Feminilidades na Contemporaneidade | | Imprimir | |
Guacira Lopes Louro Parece-me impossível falar, hoje, da feminilidade, do feminino ou da mulher como se houvesse alguma essência ou uma forma singular de viver essa condição.Há muito o movimento de mulheres e as teorizações que a ele se articulam tornaram evidentes não só a pluralidade de formas de ser e de viver a feminilidade, mas também distinções e fraturas no movimento e no pensamento feministas. Somos mulheres de muitas formas e jeitos, somos mulheres de diferentes raças, idades,classes, orientações sexuais; de diferentes culturas, religiões; talvez até seja possível dizer que somos mulheres de diferentes tempos, ainda que estejamos todas vivendo numa mesma época. Essas distintas posições supõem e constroem uma diversidade de destinos, restrições, possibilidades. As formas de enfrentamento ou os modos de subordinação a essas circunstâncias certamente são múltiplos. Queria ser capaz de acenar para essa multiplicidade, mas é claro que isto é impossível.Por isso, decidi ensaiar uma espécie de mosaico que espero seja instigante e sugestivo de ser alargado. A primeria peça deste quadro vem de um programa de TV que, até alguns poucos anos atrás, era realizado pela MTV e no qual jovens mulheres e homens se encontravam e buscavam parceiros amorosos. Seu nome: Fica comigo (o programa foi objeto da tese de doutorado de Rosangela Soares, defendida em 2006, no Programa de Pós Graduação em Educação da UFRGS).
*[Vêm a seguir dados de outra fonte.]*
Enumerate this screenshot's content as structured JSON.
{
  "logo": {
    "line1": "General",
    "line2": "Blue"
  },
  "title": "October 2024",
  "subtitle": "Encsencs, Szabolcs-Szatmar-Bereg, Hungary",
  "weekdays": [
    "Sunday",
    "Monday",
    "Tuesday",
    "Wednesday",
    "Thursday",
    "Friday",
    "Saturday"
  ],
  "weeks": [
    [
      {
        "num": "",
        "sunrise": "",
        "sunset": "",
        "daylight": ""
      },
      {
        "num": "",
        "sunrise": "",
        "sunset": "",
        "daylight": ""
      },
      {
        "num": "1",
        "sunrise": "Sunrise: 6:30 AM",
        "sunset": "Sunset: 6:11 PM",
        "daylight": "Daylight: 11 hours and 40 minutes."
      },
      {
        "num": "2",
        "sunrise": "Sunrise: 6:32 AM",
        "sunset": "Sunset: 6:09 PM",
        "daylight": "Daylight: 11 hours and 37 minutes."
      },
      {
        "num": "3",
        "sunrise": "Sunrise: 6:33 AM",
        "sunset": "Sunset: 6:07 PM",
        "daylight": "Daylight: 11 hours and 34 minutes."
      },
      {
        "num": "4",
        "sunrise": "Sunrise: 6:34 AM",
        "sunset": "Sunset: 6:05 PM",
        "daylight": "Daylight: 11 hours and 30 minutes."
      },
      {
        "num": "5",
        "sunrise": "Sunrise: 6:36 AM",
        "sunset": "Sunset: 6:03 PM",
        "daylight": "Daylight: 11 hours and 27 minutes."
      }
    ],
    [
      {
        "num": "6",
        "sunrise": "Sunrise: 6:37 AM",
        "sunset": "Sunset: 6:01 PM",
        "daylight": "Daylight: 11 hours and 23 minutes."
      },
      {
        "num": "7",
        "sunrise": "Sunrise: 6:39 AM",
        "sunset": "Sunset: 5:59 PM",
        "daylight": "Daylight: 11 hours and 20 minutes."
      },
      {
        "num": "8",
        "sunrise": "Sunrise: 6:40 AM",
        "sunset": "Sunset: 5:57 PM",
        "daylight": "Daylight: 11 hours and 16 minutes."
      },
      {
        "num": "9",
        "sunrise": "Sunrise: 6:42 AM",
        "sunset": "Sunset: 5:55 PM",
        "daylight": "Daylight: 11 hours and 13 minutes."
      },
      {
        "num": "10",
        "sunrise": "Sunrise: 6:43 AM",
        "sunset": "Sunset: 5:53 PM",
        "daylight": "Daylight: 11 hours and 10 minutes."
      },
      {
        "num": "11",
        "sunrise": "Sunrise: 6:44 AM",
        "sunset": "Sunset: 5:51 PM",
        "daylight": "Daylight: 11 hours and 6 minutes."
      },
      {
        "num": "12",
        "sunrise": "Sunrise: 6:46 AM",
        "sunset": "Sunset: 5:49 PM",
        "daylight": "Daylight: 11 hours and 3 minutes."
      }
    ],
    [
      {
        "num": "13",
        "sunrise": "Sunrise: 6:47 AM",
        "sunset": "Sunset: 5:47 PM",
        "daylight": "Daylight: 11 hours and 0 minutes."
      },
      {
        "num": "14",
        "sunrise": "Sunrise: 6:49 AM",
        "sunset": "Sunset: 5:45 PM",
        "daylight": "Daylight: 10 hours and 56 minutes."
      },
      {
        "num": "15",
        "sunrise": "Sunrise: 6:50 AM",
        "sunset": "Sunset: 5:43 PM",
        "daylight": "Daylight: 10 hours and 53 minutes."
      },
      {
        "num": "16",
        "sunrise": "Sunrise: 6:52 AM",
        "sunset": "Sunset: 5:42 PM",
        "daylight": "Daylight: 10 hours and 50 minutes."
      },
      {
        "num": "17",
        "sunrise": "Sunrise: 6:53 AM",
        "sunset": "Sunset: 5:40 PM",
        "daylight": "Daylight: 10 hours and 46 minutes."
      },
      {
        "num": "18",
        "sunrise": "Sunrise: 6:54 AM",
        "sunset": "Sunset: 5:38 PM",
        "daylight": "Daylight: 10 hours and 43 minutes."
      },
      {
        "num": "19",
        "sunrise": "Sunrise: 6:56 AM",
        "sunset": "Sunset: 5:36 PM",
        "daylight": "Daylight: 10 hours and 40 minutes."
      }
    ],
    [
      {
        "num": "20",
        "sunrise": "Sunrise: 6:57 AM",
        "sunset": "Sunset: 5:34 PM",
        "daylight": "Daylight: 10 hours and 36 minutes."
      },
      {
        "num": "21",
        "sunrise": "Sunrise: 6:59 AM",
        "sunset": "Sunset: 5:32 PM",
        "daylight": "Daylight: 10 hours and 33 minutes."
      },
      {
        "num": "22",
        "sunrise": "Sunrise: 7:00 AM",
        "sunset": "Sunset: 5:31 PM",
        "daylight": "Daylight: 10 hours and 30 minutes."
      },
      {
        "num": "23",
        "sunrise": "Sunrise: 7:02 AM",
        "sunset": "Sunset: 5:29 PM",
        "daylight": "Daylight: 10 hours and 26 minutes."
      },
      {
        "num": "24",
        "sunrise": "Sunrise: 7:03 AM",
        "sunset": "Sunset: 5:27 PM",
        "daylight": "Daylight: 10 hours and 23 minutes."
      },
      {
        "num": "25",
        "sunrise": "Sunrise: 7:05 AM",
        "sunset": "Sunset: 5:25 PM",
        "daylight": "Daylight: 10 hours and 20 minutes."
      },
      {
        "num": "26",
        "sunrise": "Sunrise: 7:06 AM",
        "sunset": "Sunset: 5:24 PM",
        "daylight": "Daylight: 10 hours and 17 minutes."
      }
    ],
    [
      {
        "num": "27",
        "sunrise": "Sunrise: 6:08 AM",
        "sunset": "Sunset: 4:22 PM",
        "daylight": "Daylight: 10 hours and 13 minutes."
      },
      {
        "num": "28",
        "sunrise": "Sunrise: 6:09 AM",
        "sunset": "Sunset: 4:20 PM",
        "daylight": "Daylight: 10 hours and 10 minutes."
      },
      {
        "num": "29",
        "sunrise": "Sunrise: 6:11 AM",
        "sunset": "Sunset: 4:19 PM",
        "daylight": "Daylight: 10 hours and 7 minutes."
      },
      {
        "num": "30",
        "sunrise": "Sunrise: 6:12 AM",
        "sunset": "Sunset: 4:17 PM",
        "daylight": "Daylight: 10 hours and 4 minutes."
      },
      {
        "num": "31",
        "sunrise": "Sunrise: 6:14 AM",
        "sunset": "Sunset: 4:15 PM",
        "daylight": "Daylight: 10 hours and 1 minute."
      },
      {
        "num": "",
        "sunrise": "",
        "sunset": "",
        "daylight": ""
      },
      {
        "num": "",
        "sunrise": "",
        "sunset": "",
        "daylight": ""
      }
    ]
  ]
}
Rosangela buscou demonstrar como ali se exercita o que denominou de pedagogias amorosas/sexuais, como esse programa apresenta e institui práticas de aproximação e conquista, comportamentos e atitudes empreendidas por jovens que estão em busca de um par. Pode-se dizer que o Fica comigo se constituiu numa versão contemporânea, bem humorada e, sob certa ótica, quase paródica, dos antigos programas de namoro na TV e no rádio. Alguns críticos comentaram que tudo se parecia com uma espécie super-mercado sexual; o programa seria um exemplo ou uma amostra expressiva do caráter consumista da sociedade contemporânea, uma vez que cada jovem era instado a fazer seu marketing pessoal para conquistar o coração do querido ou da querida do dia. Por outro lado, houve quem valorizasse o fato de que se colocava em evidência, ali, algumas das novas formas de aproximação e de relacionamento que vêm sendo praticadas pelos jovens e, principalmente, que se promovia a alternância de garotos e garotas nos diferentes papéis do relacionamento amoroso (ou seja, em um determinado dia as garotas eram as pretendentes e tomavam a iniciativa da ‘cantada’, em outros elas ocupavam o lugar de quem era ‘paquerada’ ou cortejada). Poderia se dizer também que uma determinada forma de feminilidade é colocada em tela neste programa: as jovens que ali se apresentam são ou pretendem ser – todas – bonitas, ‘malhadas’, decididas, dispostas a expor, publicamente, seus desejos e suas preferências no terreno amoroso/sexual. Parecem à vontade com seus corpos e, geralmente, sugerem ou anunciam erotismo e sensualidade. São capazes de apreciar o corpo masculino e disputam umas com as outras, sem disfarce, a atenção e a preferência do querido do dia. Não têm ou não mostram pudor ou timidez para inventar fantasias ou para realizar os fetiches que, eventualmente, possam vir a agradá-lo. Enfim fazem de tudo para corresponder ao que parece ser um certo ideal de garota urbana pós-moderna.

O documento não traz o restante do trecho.